Florida editorials: Scott-Rubio tax plan is “un-American” and “absurd”

The Republican Party’s new agenda to raise taxes on millions of Americans, including Florida seniors and working families, recently got Marco Rubio’s full support. As WFTV reported, Rubio “says he supports the tax hike.” Meanwhile, editorial boards across the state have panned the GOP’s plan as “un-American” and “absurd.” As the Orlando Sentinel wrote, “none of it should happen.”
See below for more highlights from recent editorials slamming the new tax plan Marco Rubio endorsed:
  • Florida Sen. Rick Scott has an 11-point plan to “rescue” America. For the “Too Long; Didn’t Read” crowd, we’ll summarize: He’s trying to scare people silly.
  • Scott wants Floridians to be afraid and then to be angry, because that is an emotion the people in power can harness for their own political gains.
  • Scott’s plan isn’t about governing. It’s not some glorious vision for “rescuing” America. No, this is about something much more mercenary. It’s about stoking anger and division as a political strategy. It’s about getting elected and staying elected, pure and simple. And no amount of smoke and mirrors — not even from a flaming Declaration of Independence — can cover that up.
Orlando Sentinel & South Florida Sun Sentinel: Rick Scott’s un-American plan to ‘rescue America’
  • Even some GOP Senate candidates privately criticized the document — and Scott’s timing. “This plan,” Scott wrote, “is not for the faint of heart.” It’s not for anyone who wants to win a Senate race this year, either.
  • The richest man in Congress demands that the roughly 50% of Americans who pay no income tax pony up, to get some “skin in the game.” Mitt Romney tried that when he ran for president in 2012. He disparaged less affluent Americans as “victims, who believe the government has a responsibility to care for them.” Romney, worth about $200 million at the time, advised them to “take personal responsibility.” How did that work out for him?
  • Finally, there’s the rank hypocrisy between Scott’s words and his actions. Some examples:
    • Scott claims that Democrats have “given up on democracy.” This from the man who voted against certifying the Pennsylvania election results and thus became part of Donald Trump’s effort to subvert the Constitution by overturning Joe Biden’s legitimate victory.
    • Scott wants to “build supply chains that rely on American workers.” He criticizes “communist China.” But last year, Scott voted against a bill that would create new domestic supply chains and boost scientific research to counter China.
  • None of what Scott proposes will happen. None of it should happen.
  • For the moment, Scott is irrelevant — even in his home state. “Rescue America,” with its accompanying ad campaign, looks like Scott’s attempt to gain ground in the rivalry with DeSantis.
  • In fact, Scott and Florida’s other senator, Marco Rubio, who spoke Friday at CPAC, have made themselves irrelevant. They both opposed the China competitiveness bill that got 18 GOP votes. They opposed the infrastructure bill that will bring $13 billion to Florida.

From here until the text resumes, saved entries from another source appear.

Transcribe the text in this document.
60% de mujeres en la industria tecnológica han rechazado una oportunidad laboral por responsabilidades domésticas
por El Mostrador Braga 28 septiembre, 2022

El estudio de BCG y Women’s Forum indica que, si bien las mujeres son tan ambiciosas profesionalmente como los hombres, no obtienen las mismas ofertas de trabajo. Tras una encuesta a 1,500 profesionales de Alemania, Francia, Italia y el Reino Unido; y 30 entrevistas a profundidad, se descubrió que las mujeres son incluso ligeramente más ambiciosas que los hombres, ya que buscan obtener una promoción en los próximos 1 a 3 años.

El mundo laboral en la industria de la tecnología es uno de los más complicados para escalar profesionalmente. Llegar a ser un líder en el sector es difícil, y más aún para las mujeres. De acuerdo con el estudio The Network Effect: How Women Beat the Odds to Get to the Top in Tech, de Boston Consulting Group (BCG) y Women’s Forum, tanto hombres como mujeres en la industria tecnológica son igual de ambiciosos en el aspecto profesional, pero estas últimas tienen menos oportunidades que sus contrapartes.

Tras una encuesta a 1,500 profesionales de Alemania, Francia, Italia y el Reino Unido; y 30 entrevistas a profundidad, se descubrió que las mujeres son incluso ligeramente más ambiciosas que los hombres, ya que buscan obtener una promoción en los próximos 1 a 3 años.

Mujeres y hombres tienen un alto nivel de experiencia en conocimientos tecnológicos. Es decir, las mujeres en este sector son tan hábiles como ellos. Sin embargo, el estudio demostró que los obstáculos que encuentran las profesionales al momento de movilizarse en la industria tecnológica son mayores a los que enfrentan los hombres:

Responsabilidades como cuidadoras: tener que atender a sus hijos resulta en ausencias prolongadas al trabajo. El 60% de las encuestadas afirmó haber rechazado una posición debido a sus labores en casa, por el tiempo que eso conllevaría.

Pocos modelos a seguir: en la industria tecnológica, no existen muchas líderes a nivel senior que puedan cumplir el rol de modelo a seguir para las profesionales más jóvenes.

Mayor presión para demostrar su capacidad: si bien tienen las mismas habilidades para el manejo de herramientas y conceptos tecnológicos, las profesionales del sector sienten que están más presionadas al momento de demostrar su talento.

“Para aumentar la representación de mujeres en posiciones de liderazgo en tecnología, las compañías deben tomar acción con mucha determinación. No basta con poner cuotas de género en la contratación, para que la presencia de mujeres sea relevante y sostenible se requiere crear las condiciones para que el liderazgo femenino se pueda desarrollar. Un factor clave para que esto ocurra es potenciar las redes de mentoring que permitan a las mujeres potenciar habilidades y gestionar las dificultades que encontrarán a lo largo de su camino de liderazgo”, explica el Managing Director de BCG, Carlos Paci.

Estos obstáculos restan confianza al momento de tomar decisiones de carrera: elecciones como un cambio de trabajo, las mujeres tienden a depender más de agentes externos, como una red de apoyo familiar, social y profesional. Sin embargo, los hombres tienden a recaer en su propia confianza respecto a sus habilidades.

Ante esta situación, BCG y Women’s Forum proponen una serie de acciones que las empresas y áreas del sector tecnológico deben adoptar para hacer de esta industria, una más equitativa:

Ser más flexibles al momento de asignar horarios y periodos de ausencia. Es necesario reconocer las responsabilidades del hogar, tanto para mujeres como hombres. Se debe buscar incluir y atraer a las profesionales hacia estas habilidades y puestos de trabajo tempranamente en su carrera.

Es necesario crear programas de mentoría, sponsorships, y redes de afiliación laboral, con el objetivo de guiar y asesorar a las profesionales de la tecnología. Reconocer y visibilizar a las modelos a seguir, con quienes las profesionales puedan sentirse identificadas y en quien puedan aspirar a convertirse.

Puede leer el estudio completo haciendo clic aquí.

  • “Rescue America” is a frivolous document from a frivolous politician. Scott says of his GOP colleagues, “Americans deserve to know what we will do when we get the chance to govern.” Fellow Americans, you have been warned.
  • Scott’s heart isn’t the issue. It’s his judgment that has been called into question. Many of his ideas are impractical. Some border on the absurd.
  • So, give Scott credit. He did what his colleagues are reluctant to do. No beating around the bush. No fear of exposing the party as wrong-headed, inhumane, hypocritical, what have you. Scott put his dubious party platform down on paper for all the world to see.
  • Scott thinks all Americans should have “skin in the game,” by paying some form of income tax, no matter their incomes. His idea drew immediate criticism from Democrats who pointed out such a plan would hit the poor and seniors particularly hard. Republicans who normally eschew any talk of raising taxes also criticized the idea.
  • Scott is no Senate backbencher. As chair of the National Republican Senatorial Committee, he’s in a position of influence and seen as a rising star with higher ambitions, whether it’s a future presidential run or vying for leadership in the U.S. Senate.
  • Whatever the motivation, the proverbial toothpaste is out of the tube. Thanks to Scott, voters now have a clearer idea of what they can expect from Republican candidates before the 2022 and 2024 elections.